The second and often overlooked aspect of user management is related to employee offboarding. Access to all systems and accounts should be revoked the moment employment is terminated. Adhering to this practice goes a long way towards preventing a disgruntled employee from exacting their revenge.
Don’t Use Remote Access Software
As mentioned above, the Florida treatment plant was allowing operators to remotely access system functionality using a shared password on a single TeamViewer account. This is not a good idea. Each employee should be a dedicated user with a dedicated password. Using individual logins makes all activity associated with that account trackable. This fosters a sense of responsibility and accountability. Most importantly, it safeguards the system from malicious intent.
The security of any system is ultimately subject to its users. If a utility shares a single login, uses simple passwords, and never conducts audits to test for vulnerabilities, they leave themselves open to cyber attacks that can have devastating consequences.
High Tide Technologies Provides Robust Cybersecurity Features To Users
At High Tide Technologies, we take cybersecurity seriously. We understand the need to inform and empower our clients—and internal team—on the current best practices for keeping your system safe. Our cloud-based SCADA platform includes all of the safeguards mentioned above as well as the assurance of our own strict internal auditing measures. To ensure that we are doing everything we can to keep your system safe, we are SOC 2 Type 2 certified.
SOC 2 Certification
HTT is SOC 2 compliant! SOC 2 is an ongoing auditing procedure that ensures SaaS service providers manage data, security, and privacy in a responsible manner. As part of our SOC 2 certification process, we have slimmed down the list of internal employees who have access to all of our clients. Additionally, we follow SOC 2-compliant procedures to ensure that we have been following best practices for security to mitigate this risk.

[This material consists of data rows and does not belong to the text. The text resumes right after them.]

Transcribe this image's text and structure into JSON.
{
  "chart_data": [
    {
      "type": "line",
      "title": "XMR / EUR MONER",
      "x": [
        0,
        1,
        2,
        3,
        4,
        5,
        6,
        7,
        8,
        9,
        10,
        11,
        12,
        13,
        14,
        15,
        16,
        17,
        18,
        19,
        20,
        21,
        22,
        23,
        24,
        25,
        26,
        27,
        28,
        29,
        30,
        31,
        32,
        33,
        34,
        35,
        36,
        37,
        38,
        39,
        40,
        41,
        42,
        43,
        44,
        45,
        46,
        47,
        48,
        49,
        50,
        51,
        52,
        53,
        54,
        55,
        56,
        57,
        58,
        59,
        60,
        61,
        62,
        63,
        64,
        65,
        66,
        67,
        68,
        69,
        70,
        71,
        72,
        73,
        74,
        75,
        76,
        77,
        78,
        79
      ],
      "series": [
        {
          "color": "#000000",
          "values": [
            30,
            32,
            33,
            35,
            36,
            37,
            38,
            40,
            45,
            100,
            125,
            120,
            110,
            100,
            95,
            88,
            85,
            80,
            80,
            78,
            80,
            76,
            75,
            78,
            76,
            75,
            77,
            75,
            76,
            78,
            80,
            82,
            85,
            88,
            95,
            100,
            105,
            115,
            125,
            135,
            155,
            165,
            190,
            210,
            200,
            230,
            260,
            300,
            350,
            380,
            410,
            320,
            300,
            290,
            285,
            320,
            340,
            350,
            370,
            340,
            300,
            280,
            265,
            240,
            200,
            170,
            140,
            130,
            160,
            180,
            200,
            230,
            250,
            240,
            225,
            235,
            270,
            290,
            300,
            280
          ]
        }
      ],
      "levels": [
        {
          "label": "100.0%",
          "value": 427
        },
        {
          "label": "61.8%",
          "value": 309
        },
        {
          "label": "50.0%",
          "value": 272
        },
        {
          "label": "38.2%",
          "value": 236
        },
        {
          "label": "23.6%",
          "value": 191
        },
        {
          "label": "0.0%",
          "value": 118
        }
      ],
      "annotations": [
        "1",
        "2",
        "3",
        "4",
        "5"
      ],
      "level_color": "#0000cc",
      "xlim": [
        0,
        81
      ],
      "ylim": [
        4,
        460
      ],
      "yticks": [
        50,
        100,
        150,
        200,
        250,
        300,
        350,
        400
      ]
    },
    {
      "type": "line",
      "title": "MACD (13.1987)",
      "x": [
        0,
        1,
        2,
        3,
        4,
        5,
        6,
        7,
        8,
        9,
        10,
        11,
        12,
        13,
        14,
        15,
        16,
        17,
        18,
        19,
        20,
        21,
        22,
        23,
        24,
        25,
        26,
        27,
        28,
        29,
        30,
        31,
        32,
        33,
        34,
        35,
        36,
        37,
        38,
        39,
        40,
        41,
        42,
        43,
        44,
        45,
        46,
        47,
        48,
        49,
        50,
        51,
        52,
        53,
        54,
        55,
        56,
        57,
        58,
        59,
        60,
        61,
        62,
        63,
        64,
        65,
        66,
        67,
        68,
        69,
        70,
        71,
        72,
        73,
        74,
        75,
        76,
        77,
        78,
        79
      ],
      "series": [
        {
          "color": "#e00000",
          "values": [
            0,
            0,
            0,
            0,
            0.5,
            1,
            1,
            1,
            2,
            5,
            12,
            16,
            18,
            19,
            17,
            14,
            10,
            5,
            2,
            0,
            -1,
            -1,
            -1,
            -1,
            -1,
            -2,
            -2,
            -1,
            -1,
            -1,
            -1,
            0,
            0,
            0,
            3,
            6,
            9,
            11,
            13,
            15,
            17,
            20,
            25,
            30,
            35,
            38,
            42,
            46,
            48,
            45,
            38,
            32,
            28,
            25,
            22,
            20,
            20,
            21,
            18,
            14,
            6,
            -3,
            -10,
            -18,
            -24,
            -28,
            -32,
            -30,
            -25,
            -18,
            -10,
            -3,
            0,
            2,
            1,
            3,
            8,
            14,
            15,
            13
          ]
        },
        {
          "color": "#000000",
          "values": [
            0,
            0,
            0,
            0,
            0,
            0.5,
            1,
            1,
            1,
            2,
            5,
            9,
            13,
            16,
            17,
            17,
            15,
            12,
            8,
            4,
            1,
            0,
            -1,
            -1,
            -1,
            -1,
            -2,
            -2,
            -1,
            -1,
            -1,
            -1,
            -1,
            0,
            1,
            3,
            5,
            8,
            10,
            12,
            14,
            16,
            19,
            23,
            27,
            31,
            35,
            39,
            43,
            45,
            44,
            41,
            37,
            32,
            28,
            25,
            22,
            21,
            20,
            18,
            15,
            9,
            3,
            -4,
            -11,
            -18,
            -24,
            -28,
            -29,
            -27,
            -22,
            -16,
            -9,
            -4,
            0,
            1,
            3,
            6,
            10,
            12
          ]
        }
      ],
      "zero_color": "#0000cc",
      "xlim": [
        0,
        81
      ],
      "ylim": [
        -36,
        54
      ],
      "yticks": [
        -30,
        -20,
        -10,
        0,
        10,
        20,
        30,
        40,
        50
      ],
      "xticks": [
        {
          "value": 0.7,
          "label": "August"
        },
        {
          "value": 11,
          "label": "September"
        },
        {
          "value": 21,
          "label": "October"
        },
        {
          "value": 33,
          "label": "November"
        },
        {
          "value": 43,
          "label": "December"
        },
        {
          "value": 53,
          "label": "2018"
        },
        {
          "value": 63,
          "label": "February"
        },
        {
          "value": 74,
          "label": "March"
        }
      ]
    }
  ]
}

These procedures include individual logins for our employees which are terminated upon an employee’s final day with the company, as well as quarterly user access audits where we analyze which employees have access to what systems and revisit whether or not they need continued access.

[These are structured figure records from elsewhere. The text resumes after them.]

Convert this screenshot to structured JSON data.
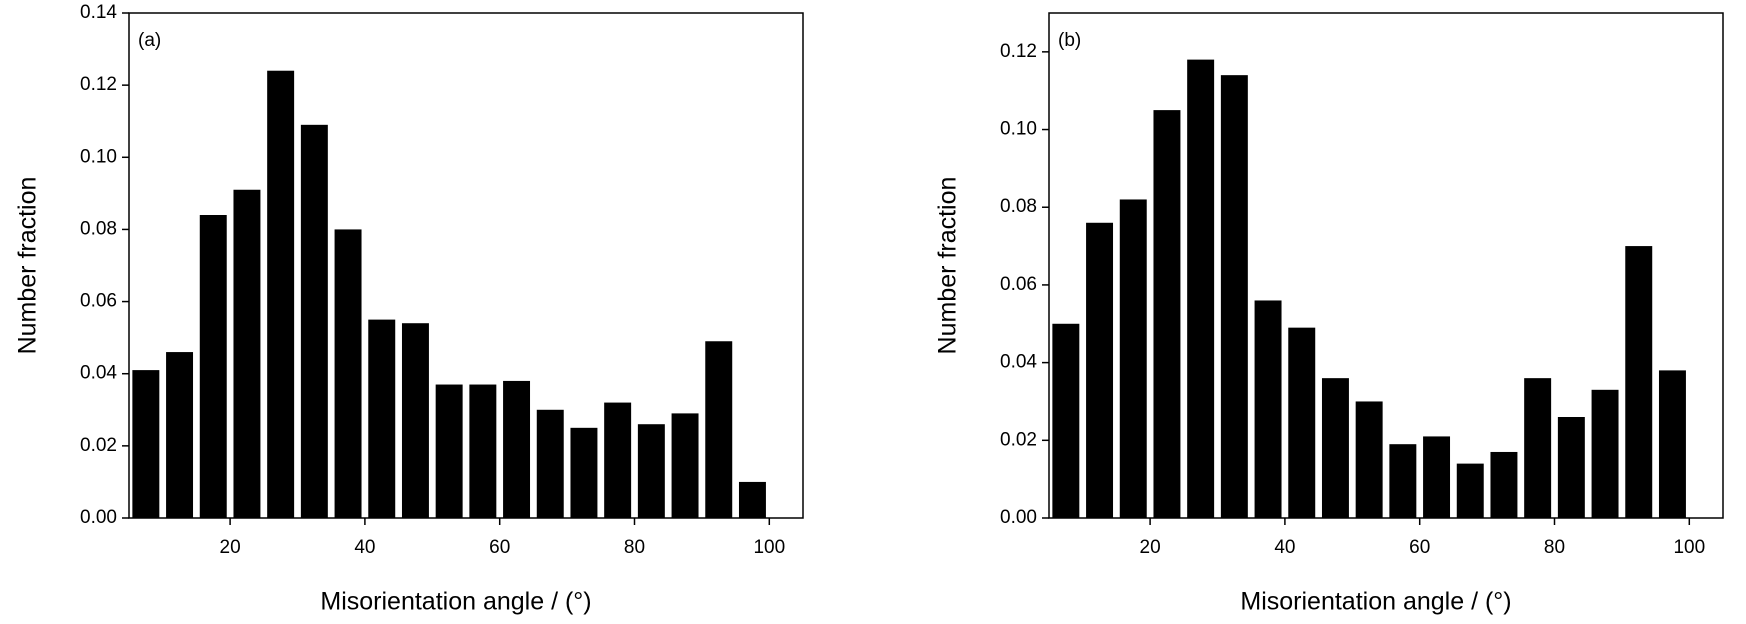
{
  "chart_data": [
    {
      "type": "histogram",
      "annotation": "(a)",
      "xlabel": "Misorientation angle / (°)",
      "ylabel": "Number fraction",
      "color": "#000000",
      "bins": [
        5,
        10,
        15,
        20,
        25,
        30,
        35,
        40,
        45,
        50,
        55,
        60,
        65,
        70,
        75,
        80,
        85,
        90,
        95,
        100
      ],
      "values": [
        0.041,
        0.046,
        0.084,
        0.091,
        0.124,
        0.109,
        0.08,
        0.055,
        0.054,
        0.037,
        0.037,
        0.038,
        0.03,
        0.025,
        0.032,
        0.026,
        0.029,
        0.049,
        0.01
      ],
      "xlim": [
        5,
        105
      ],
      "xticks": [
        20,
        40,
        60,
        80,
        100
      ],
      "ylim": [
        0,
        0.14
      ],
      "yticks": [
        {
          "value": 0,
          "label": "0.00"
        },
        0.02,
        0.04,
        0.06,
        0.08,
        {
          "value": 0.1,
          "label": "0.10"
        },
        0.12,
        0.14
      ]
    },
    {
      "type": "histogram",
      "annotation": "(b)",
      "xlabel": "Misorientation angle / (°)",
      "ylabel": "Number fraction",
      "color": "#000000",
      "bins": [
        5,
        10,
        15,
        20,
        25,
        30,
        35,
        40,
        45,
        50,
        55,
        60,
        65,
        70,
        75,
        80,
        85,
        90,
        95,
        100
      ],
      "values": [
        0.05,
        0.076,
        0.082,
        0.105,
        0.118,
        0.114,
        0.056,
        0.049,
        0.036,
        0.03,
        0.019,
        0.021,
        0.014,
        0.017,
        0.036,
        0.026,
        0.033,
        0.07,
        0.038
      ],
      "xlim": [
        5,
        105
      ],
      "xticks": [
        20,
        40,
        60,
        80,
        100
      ],
      "ylim": [
        0,
        0.13
      ],
      "yticks": [
        {
          "value": 0,
          "label": "0.00"
        },
        0.02,
        0.04,
        0.06,
        0.08,
        {
          "value": 0.1,
          "label": "0.10"
        },
        0.12
      ]
    }
  ]
}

You really can’t be too careful when it comes to protecting data and access to your system. Cybersecurity threats are among the greatest vulnerabilities that governments, businesses, and individuals face. For municipal utility providers, following the best practices layed out in this post is a necessary first step.
We’re always more than happy to address any questions our clients have about the security features offered by our platform and to provide insight into our own internal auditing measures. We understand that security is important to you, and we’re doing everything we can to offer maximum protection.